The column closes with a prescriptive note rather than specific policy recommendations: a call, in effect, for Americans to recover a transcendent moral framework in public life. The piece, syndicated through Creators Syndicate, interprets religious observance, historical memory and civic education as mutually reinforcing elements of a healthy polity and frames the restoration of religiously informed truth as essential to the nation's longevity.
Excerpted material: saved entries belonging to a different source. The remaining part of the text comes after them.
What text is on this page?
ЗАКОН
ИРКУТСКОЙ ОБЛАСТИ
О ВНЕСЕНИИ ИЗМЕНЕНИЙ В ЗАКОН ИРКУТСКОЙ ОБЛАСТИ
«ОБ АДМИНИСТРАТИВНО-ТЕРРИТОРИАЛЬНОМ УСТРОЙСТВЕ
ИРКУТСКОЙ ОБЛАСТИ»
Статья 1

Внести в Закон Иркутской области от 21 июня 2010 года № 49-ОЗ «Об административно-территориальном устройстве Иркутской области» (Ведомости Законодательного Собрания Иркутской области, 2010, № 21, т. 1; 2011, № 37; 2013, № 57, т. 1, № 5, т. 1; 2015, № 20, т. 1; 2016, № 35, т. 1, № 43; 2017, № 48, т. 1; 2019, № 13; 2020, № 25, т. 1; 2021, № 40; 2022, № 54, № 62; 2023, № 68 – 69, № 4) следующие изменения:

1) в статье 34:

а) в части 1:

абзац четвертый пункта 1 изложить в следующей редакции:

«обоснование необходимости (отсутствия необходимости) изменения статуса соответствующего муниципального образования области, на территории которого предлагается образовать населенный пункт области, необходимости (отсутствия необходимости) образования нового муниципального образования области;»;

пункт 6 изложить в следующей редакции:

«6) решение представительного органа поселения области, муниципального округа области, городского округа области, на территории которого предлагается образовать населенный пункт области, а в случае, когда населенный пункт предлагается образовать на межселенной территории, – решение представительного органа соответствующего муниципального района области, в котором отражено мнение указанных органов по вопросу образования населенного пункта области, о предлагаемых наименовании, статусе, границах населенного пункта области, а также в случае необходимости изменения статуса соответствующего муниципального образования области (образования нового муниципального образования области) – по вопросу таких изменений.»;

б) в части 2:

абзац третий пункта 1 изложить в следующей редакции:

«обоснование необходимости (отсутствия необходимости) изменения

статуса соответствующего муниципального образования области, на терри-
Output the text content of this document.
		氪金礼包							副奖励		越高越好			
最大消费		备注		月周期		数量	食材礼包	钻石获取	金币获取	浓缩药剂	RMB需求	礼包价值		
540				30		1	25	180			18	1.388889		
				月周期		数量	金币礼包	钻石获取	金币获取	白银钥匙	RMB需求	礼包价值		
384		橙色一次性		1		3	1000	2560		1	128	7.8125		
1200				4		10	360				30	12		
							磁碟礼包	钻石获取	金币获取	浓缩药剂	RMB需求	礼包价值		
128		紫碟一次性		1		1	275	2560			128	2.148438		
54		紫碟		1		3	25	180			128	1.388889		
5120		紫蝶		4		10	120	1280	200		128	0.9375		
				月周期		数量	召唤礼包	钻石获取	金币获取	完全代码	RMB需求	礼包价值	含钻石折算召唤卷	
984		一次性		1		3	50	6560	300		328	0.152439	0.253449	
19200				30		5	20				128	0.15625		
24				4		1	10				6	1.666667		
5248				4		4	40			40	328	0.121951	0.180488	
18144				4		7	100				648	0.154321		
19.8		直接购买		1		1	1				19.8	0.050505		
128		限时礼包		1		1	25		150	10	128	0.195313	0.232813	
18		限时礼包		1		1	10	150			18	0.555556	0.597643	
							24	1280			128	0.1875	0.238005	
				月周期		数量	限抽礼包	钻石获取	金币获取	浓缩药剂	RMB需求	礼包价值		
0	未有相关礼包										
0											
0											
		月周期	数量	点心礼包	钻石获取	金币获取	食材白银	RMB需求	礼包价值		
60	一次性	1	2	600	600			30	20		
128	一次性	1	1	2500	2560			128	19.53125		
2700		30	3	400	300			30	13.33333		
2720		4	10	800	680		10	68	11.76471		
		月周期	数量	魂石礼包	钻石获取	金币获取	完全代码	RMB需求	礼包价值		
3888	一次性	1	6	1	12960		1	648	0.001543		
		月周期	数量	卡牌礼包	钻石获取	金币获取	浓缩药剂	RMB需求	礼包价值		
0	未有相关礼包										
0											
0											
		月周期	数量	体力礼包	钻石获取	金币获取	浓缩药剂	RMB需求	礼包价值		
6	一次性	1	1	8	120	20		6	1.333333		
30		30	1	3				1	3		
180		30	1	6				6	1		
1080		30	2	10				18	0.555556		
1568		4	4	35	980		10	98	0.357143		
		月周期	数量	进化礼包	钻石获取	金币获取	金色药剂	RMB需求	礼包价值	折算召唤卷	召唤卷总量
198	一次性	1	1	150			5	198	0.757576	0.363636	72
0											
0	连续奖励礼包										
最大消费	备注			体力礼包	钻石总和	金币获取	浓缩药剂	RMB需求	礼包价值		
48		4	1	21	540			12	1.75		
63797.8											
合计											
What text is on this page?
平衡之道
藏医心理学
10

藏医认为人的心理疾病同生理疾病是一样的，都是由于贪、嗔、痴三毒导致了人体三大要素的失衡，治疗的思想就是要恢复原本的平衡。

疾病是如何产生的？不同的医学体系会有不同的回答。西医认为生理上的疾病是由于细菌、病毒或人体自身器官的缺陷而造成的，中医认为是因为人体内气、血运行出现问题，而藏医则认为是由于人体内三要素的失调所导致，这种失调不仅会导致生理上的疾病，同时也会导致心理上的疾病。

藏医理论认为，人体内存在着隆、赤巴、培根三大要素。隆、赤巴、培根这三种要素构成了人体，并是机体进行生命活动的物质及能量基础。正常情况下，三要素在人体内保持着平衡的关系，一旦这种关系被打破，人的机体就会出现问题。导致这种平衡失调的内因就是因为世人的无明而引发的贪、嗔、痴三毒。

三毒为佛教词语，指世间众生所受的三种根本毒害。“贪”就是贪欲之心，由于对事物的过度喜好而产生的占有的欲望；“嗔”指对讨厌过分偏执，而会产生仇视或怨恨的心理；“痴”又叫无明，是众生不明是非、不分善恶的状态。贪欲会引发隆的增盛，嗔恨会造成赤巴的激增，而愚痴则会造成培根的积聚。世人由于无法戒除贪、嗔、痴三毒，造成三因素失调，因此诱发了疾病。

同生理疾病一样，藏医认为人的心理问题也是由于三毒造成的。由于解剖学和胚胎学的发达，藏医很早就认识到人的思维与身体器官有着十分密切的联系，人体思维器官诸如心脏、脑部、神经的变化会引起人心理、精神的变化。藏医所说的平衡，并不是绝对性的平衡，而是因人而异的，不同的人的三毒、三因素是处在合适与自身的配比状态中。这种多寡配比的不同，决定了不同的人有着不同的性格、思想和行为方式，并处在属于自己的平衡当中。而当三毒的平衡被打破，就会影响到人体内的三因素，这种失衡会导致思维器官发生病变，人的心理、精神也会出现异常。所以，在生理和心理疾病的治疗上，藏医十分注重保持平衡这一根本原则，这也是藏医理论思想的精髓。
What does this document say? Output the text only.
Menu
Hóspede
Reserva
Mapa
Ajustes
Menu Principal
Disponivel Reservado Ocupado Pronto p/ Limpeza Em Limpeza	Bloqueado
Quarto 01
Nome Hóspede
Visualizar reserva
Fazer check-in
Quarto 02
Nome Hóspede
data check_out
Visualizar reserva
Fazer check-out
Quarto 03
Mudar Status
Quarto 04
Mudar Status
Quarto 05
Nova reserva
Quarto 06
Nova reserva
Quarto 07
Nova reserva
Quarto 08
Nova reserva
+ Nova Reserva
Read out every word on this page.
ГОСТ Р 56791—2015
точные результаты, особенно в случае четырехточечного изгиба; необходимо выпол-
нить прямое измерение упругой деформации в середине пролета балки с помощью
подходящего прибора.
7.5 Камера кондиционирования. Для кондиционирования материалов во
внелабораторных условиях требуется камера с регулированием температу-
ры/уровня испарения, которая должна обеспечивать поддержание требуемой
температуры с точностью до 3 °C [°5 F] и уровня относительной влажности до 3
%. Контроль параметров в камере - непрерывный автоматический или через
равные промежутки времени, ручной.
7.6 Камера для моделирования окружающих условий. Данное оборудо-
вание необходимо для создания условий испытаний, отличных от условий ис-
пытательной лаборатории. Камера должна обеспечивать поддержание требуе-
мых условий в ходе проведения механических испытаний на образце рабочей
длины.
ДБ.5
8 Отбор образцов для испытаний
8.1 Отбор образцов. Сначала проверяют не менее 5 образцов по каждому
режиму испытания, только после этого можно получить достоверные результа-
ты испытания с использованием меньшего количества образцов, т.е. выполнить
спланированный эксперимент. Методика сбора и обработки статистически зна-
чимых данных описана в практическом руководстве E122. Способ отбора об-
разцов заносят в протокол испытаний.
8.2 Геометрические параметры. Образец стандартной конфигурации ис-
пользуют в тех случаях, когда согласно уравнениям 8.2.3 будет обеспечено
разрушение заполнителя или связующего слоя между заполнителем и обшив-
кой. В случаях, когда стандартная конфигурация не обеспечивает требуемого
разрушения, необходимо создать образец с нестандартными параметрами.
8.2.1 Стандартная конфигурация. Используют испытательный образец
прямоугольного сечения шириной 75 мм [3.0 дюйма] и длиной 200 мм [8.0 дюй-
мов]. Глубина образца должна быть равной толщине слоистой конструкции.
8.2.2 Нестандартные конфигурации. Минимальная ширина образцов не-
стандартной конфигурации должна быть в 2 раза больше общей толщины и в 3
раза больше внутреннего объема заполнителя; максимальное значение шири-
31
Hammer, a Newsweek senior editor-at-large, host of "The Josh Hammer Show," and author of a recent book on the Jewish nation and the destiny of the West, writes from an avowedly conservative vantage, and the argument reflects a broader strand of thought that locates the source of Western political order in the Hebrew Bible and the Judeo-Christian tradition.
Critics of this perspective might argue that pluralism, secular governance and other sources of moral consensus also sustain democratic societies, or that declines in formal religious knowledge need not translate directly into moral or civic failure. They might add that the Enlightenment and classical antiquity contributed at least as much as Sinai to the West's "first principles," that conspiracy belief tracks more closely with partisanship, social media, and institutional distrust than with religiosity, and that highly secular democracies elsewhere remain stable and rights-respecting. Hammer's column, however, insists that the loss of a shared, God-centered foundation for truth is a primary cause of contemporary epistemic instability and political fragmentation, and he urges a cultural reorientation ahead of a major national milestone.